Histoire
Naissance difficile, poumons abimés. Cœur abimé. (J’aime faire des petits malades.)
Bleu. Complètement bleu en sortant de sa mère. Inspiration. Expiration.
Il ne sentait pas le dioxygène pénétrer son corps. Il ne sentait que
cette vie qui le quittait. Il s’y accrocha.
Des centaines de boîtes
de médicaments, des journées entières chez le pédiatre. Opération. Des
mois de convalescence. A peine trois ans. Il ne comprenait pas. Aurait-il pu ne serait-ce qu'envisager la chose ?
Mais il a
vite appris qu’il n’était pas comme les autres. Ses longues quintes de
toux qui précédaient l’hôpital, la maitresse lui interdisant de jouer
dans la poussière, les parents lui bannissant les sucreries.
Il y eut un break, une sorte de "fin" à ce cauchemar... Puis il
eut une vie « normale » avec des géniteurs chouchouteurs qui n’oubliaient
bien sûr jamais ses médocs… Un train-train quotidien, ennuyeux.
Nouvelle rupture dans sa vie : l’entrée au collège. Changé de pays. Quitté, le Brésil. Bonjour le Japon. Peau bronzée entre peau pales. Discrimination.
Androgyne parmi garçons et filles.
Amoureux…
D’hétéros. Trois petits amis. Au moment de la découverte ou de l'aveu, la même réaction : surprise puis,
un soudain coup de téléphone urgent à passer ou autre excuse bidon.
Promesse faite entre eux de ne jamais en parler.
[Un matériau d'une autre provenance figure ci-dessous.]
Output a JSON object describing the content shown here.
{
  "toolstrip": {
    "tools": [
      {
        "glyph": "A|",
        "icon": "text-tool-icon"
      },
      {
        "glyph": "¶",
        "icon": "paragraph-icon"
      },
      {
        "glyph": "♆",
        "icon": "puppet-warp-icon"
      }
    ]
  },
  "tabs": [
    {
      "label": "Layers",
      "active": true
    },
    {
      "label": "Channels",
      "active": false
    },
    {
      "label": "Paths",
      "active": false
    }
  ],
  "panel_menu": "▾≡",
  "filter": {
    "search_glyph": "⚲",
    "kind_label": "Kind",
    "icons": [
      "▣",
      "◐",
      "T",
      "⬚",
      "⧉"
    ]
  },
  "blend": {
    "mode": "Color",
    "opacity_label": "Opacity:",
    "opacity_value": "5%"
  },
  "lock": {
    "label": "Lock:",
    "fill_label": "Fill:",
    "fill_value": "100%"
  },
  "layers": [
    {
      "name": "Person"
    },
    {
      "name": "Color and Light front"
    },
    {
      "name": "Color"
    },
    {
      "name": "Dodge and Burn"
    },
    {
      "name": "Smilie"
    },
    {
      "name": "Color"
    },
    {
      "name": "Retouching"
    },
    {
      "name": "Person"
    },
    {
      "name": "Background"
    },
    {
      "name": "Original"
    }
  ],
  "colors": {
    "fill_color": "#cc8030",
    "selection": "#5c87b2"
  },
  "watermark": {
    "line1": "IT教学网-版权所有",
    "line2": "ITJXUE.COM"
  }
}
Disparition de
l’ex-copain.
Aimer était difficile. Il le savait. Comme tout le monde. Mais se faire
quitter parce qu’on n’était pas du sexe opposé et pour son orientation sexuelle, ce n’était que plus déprimant.
Surtout que les filles le prenaient pour l’une des leurs et jouaient
avec ses cheveux blonds.
Encore une déchirure alors que sa vie était déjà un lambeau de tissu troué.
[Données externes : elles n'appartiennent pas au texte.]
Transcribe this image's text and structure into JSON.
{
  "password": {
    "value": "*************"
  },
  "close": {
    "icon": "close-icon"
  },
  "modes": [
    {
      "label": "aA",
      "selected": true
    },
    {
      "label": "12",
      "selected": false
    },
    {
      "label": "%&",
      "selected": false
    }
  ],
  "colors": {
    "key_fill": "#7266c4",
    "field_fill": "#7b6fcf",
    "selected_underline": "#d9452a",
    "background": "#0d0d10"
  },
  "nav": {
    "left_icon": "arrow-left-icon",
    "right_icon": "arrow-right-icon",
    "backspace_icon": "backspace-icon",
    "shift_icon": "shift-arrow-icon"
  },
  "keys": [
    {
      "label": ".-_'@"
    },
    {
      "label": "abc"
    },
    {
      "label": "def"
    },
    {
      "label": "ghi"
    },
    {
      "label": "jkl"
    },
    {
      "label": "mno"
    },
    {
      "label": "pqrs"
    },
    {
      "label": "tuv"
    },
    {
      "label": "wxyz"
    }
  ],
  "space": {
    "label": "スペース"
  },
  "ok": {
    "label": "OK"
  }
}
Il allait bien, ce jour-là. C'était rare, mais les médecins avaient dit qu'il pouvait faire du sport s'il ne dépassait pas ses limites et il ne les connaissait que trop bien. Environ quatorze ans et demi ? Ses parents lui avaient dit de ne pas forcer. Il était
parti jouer au foot avec les garçons de sa classe, comme avant.
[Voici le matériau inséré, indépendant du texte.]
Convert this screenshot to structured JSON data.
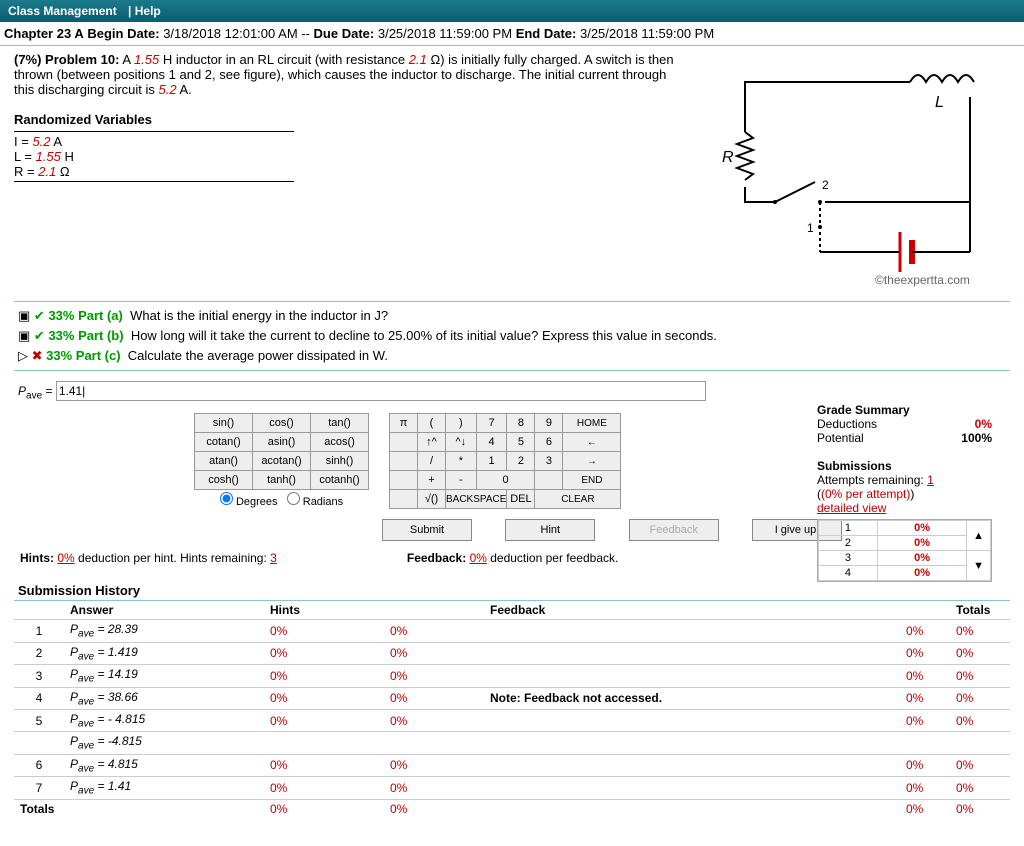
{
  "header": {
    "class_mgmt": "Class Management",
    "help": "Help"
  },
  "chapter": {
    "title": "Chapter 23 A",
    "begin_label": "Begin Date:",
    "begin": "3/18/2018 12:01:00 AM",
    "due_label": "Due Date:",
    "due": "3/25/2018 11:59:00 PM",
    "end_label": "End Date:",
    "end": "3/25/2018 11:59:00 PM"
  },
  "problem": {
    "pct": "(7%) Problem 10:",
    "text1": " A ",
    "L": "1.55",
    "text2": " H inductor in an RL circuit (with resistance ",
    "R": "2.1",
    "text3": " Ω) is initially fully charged. A switch is then thrown (between positions 1 and 2, see figure), which causes the inductor to discharge. The initial current through this discharging circuit is ",
    "I": "5.2",
    "text4": " A.",
    "rand_head": "Randomized Variables",
    "varI_l": "I = ",
    "varI": "5.2",
    "varI_u": " A",
    "varL_l": "L = ",
    "varL": "1.55",
    "varL_u": " H",
    "varR_l": "R = ",
    "varR": "2.1",
    "varR_u": " Ω",
    "copyright": "©theexpertta.com"
  },
  "parts": {
    "a_pct": "33% Part (a)",
    "a": "What is the initial energy in the inductor in J?",
    "b_pct": "33% Part (b)",
    "b": "How long will it take the current to decline to 25.00% of its initial value? Express this value in seconds.",
    "c_pct": "33% Part (c)",
    "c": "Calculate the average power dissipated in W."
  },
  "answer": {
    "var": "P",
    "sub": "ave",
    "eq": " = ",
    "value": "1.41|"
  },
  "keypad": {
    "funcs": [
      [
        "sin()",
        "cos()",
        "tan()"
      ],
      [
        "cotan()",
        "asin()",
        "acos()"
      ],
      [
        "atan()",
        "acotan()",
        "sinh()"
      ],
      [
        "cosh()",
        "tanh()",
        "cotanh()"
      ]
    ],
    "deg": "Degrees",
    "rad": "Radians",
    "nums": [
      [
        "π",
        "(",
        ")",
        "7",
        "8",
        "9",
        "HOME"
      ],
      [
        "",
        "↑^",
        "^↓",
        "4",
        "5",
        "6",
        "←"
      ],
      [
        "",
        "/",
        "*",
        "1",
        "2",
        "3",
        "→"
      ],
      [
        "",
        "+",
        "-",
        "0",
        "",
        "",
        "END"
      ],
      [
        "",
        "√()",
        "BACKSPACE",
        "",
        "DEL",
        "CLEAR",
        ""
      ]
    ]
  },
  "grade": {
    "title": "Grade Summary",
    "ded_l": "Deductions",
    "ded": "0%",
    "pot_l": "Potential",
    "pot": "100%",
    "sub_title": "Submissions",
    "att_l": "Attempts remaining:",
    "att": "1",
    "per": "(0% per attempt)",
    "dv": "detailed view",
    "rows": [
      [
        "1",
        "0%"
      ],
      [
        "2",
        "0%"
      ],
      [
        "3",
        "0%"
      ],
      [
        "4",
        "0%"
      ]
    ]
  },
  "actions": {
    "submit": "Submit",
    "hint": "Hint",
    "feedback": "Feedback",
    "giveup": "I give up!"
  },
  "hints": {
    "h1": "Hints: ",
    "h1u": "0%",
    "h2": " deduction per hint. Hints remaining: ",
    "h2u": "3",
    "f1": "Feedback: ",
    "f1u": "0%",
    "f2": " deduction per feedback."
  },
  "history": {
    "title": "Submission History",
    "cols": [
      "",
      "Answer",
      "Hints",
      "",
      "Feedback",
      "",
      "Totals"
    ],
    "rows": [
      {
        "n": "1",
        "ans": "Pave = 28.39",
        "h": "0%",
        "hc": "0%",
        "fb": "",
        "t1": "0%",
        "t2": "0%"
      },
      {
        "n": "2",
        "ans": "Pave = 1.419",
        "h": "0%",
        "hc": "0%",
        "fb": "",
        "t1": "0%",
        "t2": "0%"
      },
      {
        "n": "3",
        "ans": "Pave = 14.19",
        "h": "0%",
        "hc": "0%",
        "fb": "",
        "t1": "0%",
        "t2": "0%"
      },
      {
        "n": "4",
        "ans": "Pave = 38.66",
        "h": "0%",
        "hc": "0%",
        "fb": "Note: Feedback not accessed.",
        "t1": "0%",
        "t2": "0%"
      },
      {
        "n": "5",
        "ans": "Pave = - 4.815",
        "h": "0%",
        "hc": "0%",
        "fb": "",
        "t1": "0%",
        "t2": "0%"
      },
      {
        "n": "",
        "ans": "Pave = -4.815",
        "h": "",
        "hc": "",
        "fb": "",
        "t1": "",
        "t2": ""
      },
      {
        "n": "6",
        "ans": "Pave = 4.815",
        "h": "0%",
        "hc": "0%",
        "fb": "",
        "t1": "0%",
        "t2": "0%"
      },
      {
        "n": "7",
        "ans": "Pave = 1.41",
        "h": "0%",
        "hc": "0%",
        "fb": "",
        "t1": "0%",
        "t2": "0%"
      }
    ],
    "totals": {
      "l": "Totals",
      "h": "0%",
      "hc": "0%",
      "t1": "0%",
      "t2": "0%"
    }
  }
}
Les filles rigolaient en disant que même une fille
aussi plate se ferait mal à la poitrine. Il s’en fichait. Il n'était pas une fille.
Au bout
d’une heure, il avait retiré son haut. Ses courbes faisaient rosir de
jalousie les demoiselles, par contre, cette façon de réceptionner le
ballon sur la douce peau nue de son torse…
Le match fini. Tout le
monde le regardait comme s'il n'était qu'un étranger, ils l'observaient comme une bête en cage. Il ne pensait pas que les enfants pouvaient être aussi cruels. Il les
appelait enfants, car il savait qu’ils ne faisaient plus partie du même
monde. C’en fût trop. Il s’éloigna. Car avant, il était diamétralement opposé à ce qu'il est maintenant. Son visage était illuminé par des sourires radieux, il essayait de vivre sa vie, il était plus qu'un simple survivant et il aimait les autres, il adorait jouer, s'amuser, passer du temps à parler pour ne rien dire pendant des heures... Mais ceci est du passé.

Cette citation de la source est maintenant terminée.